Whenever public health authorities impose restrictions on individual freedoms, the intervention should be proportional to the magnitude of the threat. This principle of ‘least restrictive means’ should always be a consideration when enacting social distancing measures. The CPIP Public Health Measures Annex outlines the ethical considerations with respect to the selection and use of PHMs in a pandemic.Footnote ii

It is crucial that individuals follow quarantine and self-isolation recommendations properly to prevent transmission of COVID-19 to others in the home setting or in the community. It is recommended that all individuals in the community plan ahead by maintaining a supply of essential medications, home supplies and extra non-perishable food in the event they require voluntary quarantine or self-isolation.

  • Isolation is recommended for a symptomatic individual that is suspected of having, or known to have, COVID-19. They are directed by PHA to isolate themselves in the home-setting and avoid contact with others until PHA has advised that they are no longer considered contagious.
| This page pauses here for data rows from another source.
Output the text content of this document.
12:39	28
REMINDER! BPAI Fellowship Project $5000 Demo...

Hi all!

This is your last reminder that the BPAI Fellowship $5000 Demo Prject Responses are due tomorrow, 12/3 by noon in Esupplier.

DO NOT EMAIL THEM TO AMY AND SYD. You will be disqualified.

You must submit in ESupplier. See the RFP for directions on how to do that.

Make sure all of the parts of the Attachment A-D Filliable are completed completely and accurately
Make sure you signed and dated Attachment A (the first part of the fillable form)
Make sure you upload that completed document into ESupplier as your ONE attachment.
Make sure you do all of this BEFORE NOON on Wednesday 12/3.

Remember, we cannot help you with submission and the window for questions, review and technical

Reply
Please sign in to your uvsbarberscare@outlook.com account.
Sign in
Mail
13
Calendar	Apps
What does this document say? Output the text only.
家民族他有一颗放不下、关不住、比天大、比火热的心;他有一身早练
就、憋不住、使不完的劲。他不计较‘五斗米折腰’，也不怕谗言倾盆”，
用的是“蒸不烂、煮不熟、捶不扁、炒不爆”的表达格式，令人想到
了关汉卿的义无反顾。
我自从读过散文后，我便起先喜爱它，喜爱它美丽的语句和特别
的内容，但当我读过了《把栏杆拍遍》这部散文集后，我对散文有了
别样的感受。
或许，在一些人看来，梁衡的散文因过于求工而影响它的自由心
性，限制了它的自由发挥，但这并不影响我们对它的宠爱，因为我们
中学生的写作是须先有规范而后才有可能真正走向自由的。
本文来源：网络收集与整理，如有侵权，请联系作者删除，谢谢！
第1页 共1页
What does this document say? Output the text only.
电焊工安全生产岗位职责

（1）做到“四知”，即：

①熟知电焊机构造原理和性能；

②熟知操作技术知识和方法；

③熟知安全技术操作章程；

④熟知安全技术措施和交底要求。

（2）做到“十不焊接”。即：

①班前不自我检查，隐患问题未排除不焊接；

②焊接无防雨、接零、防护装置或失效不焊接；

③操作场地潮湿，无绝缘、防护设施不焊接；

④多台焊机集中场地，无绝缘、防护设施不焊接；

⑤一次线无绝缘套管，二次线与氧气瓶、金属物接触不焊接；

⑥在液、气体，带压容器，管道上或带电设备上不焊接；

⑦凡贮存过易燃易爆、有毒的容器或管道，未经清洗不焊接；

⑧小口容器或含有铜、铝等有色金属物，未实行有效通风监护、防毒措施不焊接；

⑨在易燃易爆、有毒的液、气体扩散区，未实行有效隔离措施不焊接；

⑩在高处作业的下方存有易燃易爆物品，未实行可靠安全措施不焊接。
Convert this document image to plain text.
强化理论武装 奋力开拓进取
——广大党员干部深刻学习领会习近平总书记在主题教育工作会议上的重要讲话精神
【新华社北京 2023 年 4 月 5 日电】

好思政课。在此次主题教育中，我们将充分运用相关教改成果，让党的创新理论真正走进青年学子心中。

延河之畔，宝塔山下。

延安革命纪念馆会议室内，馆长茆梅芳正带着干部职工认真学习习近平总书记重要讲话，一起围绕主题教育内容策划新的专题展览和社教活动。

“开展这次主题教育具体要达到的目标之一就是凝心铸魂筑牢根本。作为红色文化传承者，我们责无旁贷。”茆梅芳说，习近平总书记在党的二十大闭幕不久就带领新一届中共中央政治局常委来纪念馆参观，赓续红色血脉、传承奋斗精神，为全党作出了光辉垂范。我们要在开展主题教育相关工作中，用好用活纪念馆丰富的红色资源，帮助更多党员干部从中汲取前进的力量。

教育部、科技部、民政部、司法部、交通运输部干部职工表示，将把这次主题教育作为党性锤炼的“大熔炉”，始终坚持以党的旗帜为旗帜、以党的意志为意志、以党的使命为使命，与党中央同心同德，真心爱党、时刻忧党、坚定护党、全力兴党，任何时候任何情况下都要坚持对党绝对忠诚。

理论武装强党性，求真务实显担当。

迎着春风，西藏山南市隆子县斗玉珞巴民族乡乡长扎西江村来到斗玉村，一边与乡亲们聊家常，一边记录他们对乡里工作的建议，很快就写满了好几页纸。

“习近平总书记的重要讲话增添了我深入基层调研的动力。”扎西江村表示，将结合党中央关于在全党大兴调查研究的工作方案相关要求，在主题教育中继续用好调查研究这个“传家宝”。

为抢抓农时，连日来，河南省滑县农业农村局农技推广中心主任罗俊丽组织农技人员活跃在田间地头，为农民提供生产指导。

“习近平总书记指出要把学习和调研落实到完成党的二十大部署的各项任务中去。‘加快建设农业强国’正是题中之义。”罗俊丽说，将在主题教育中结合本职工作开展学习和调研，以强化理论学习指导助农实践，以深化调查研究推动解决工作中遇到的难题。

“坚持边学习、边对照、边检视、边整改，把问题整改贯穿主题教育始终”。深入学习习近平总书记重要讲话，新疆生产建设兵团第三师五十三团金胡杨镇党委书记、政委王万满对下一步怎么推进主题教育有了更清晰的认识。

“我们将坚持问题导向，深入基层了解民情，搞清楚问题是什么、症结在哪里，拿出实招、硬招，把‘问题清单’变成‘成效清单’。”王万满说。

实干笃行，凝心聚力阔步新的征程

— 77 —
Isolation includes:
    • Not going out of the home setting. This includes school, work, or other public areas
    • Not using public transportation (e.g. buses, subways, taxis)
    • Identifying a “buddy” to check on and do errands for each another, especially for those who live alone or at high risk for developing complications.Footnote 1
    • Having supplies delivered home instead of running errands (supplies should be left on the front door or at least a 2 metre distance maintained between people)
    • If leaving the home setting cannot be avoided (e.g. to go to a medical appointment), wear a mask (if not available, cover mouth and nose with tissues) and maintain a 2 metre distance from others. The health care facility should be informed in advance that the person may be infectious.
  • Voluntary home quarantine (“self-isolation”) is recommended for an asymptomatic person, when they have a high risk of exposure to the virus that causes COVID-19, (i.e., through close contact with a symptomatic person or their body fluids). They are asked to self- isolate in the home-setting to avoid contact with others in order to prevent transmission of the virus at the earliest stage of illness (i.e., should they develop COVID-19).
  • Protective self-separation is recommended for a person who is at high-risk for severe illness from COVID-19Footnote 1 (e.g., older adults, those with chronic underlying medical conditions or immunocompromised) when the virus is circulating in their community.
  • Voluntary avoidance of crowded places is recommended for a person who is asymptomatic and who is considered to have had a medium risk of exposure to the virus that causes COVID-19. This involves avoiding crowded public spaces and places where rapid self-isolation upon onset of symptoms may not be feasible. Examples of these settings include mass gatherings, such as concerts and sporting events; not including hospitals (for HCWs) and schools.
  • Mandatory quarantine is the imposed separation or restriction of movement of individuals, groups or communities, for a defined period of time and in a location determined by the PHA. As local circumstances will vary across Canada and within regions, quarantine may be used to contain, delay or mitigate COVID-19, although its effectiveness once there is widespread community transmission is unknown. An individual in mandatory quarantine is asymptomatic but may have been exposed to the virus causing COVID-19. A decision to implement mandatory quarantine requires careful consideration of the safety of the individual/group/community, the anticipated effectiveness, feasibility and implications.